Lesson: Don’t Leave Your Drugs Out
Yes, it’s dumb to have illegal drugs, and even dumber to get caught with drugs laying out in the open, right there for everyone to see them. But as an Orlando defense lawyer, I don’t dwell too much on how people get themselves into such situations, but rather, how can I help defend the case. When drugs are in plain view for everyone to see, it’s easier for the state to prove knowledge of the drugs (duh), but it’s still difficult to prove a citizen has control of said drugs. Let’s take a look at just how tough it can be by reviewing the case of Martoral v. State, 946 So.2d 1240 (Fla. 4th DCA 2007).
Martoral was arrested because he was in the driver’s seat of a truck where marijuana was found in a compartment in the dash, in plain view. Others were in the truck as well, making this a “constructive possession” case. The court overturned Martoral’s conviction for possession of cannabis, finding that the state had proven the knowledge element, but noting that “the concepts of “dominion” and “control” involve more than the mere ability of the defendant to reach out and touch the item of contraband.
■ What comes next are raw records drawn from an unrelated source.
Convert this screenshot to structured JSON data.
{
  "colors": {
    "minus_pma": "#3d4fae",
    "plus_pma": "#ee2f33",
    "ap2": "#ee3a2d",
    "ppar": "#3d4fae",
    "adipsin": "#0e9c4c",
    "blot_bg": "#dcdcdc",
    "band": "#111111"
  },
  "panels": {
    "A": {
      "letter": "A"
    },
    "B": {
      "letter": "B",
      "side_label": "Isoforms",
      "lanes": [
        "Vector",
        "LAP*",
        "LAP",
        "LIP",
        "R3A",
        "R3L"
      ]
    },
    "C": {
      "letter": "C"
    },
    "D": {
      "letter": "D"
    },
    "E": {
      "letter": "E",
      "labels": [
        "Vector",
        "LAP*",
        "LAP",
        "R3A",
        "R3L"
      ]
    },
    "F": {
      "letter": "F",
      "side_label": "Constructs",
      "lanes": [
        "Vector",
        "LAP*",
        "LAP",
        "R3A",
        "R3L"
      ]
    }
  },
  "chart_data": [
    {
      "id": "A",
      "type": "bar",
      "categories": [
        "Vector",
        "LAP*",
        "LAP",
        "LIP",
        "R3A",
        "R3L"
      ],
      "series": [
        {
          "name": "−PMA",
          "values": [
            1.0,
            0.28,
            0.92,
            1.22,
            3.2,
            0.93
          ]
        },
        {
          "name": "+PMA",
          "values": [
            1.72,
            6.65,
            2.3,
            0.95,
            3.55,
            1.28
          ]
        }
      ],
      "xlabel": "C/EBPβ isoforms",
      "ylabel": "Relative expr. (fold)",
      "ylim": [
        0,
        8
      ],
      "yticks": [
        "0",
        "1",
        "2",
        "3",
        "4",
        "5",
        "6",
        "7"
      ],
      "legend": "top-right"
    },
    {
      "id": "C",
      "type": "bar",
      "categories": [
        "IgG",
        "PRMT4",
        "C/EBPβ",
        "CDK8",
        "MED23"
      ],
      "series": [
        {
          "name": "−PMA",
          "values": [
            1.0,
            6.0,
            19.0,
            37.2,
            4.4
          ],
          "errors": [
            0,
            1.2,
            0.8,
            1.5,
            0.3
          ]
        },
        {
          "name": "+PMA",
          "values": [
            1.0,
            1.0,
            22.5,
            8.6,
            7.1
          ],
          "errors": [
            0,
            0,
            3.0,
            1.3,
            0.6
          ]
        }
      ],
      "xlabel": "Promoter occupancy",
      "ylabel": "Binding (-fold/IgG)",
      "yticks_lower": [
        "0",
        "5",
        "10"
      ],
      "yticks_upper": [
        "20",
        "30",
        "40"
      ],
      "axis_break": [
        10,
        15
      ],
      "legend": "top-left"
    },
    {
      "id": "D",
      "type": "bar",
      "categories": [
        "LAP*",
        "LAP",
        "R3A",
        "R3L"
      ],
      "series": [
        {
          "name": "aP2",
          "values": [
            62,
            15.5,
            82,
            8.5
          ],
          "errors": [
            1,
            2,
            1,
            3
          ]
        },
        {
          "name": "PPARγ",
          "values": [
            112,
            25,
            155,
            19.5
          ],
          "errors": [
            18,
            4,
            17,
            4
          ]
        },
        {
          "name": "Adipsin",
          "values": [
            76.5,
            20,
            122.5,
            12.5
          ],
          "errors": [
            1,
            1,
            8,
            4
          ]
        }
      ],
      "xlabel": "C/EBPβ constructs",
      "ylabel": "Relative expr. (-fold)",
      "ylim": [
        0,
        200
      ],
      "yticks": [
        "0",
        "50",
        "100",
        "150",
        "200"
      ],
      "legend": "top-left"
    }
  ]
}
Thus, even where drugs are found in plain view, the evidence will be insufficient to establish constructive possession unless there is evidence that the defendant exercised dominion and control over the drugs” Id. at 1243.
This is a common misconception of police officers. They think that, just because an item is within reach, and in plain view, that the defendant “must” have dominion and control over such drugs. The law says otherwise. An appeals court in Jean v. State put it this way, “[t]he difficulty with this analysis is that it does not separate the issue of the accused’s ability to maintain control over the substance from the issue of the accused’s knowledge of the presence of the controlled substance on the premises. It is conceivable that an accused might be well aware of the presence of the substance but have no ability to maintain control over it.” 638 So.2d 995, at 996 (Fla. 4th DCA 1994).
The burden is on the state to prove dominion and control, and in cases where there are multiple people present (i.e. constructive possession cases), these elements require a type of independent evidence that, often times, sloppy police work simply doesn’t provide. There are numerous ways to prove, independently, that drugs found in plain view are linked to a certain individual. One easy way is fingerprints. Another way would be good ‘ol fashioned detective work. . .remember when cops used to conduct interviews, get witness statements, etc etc?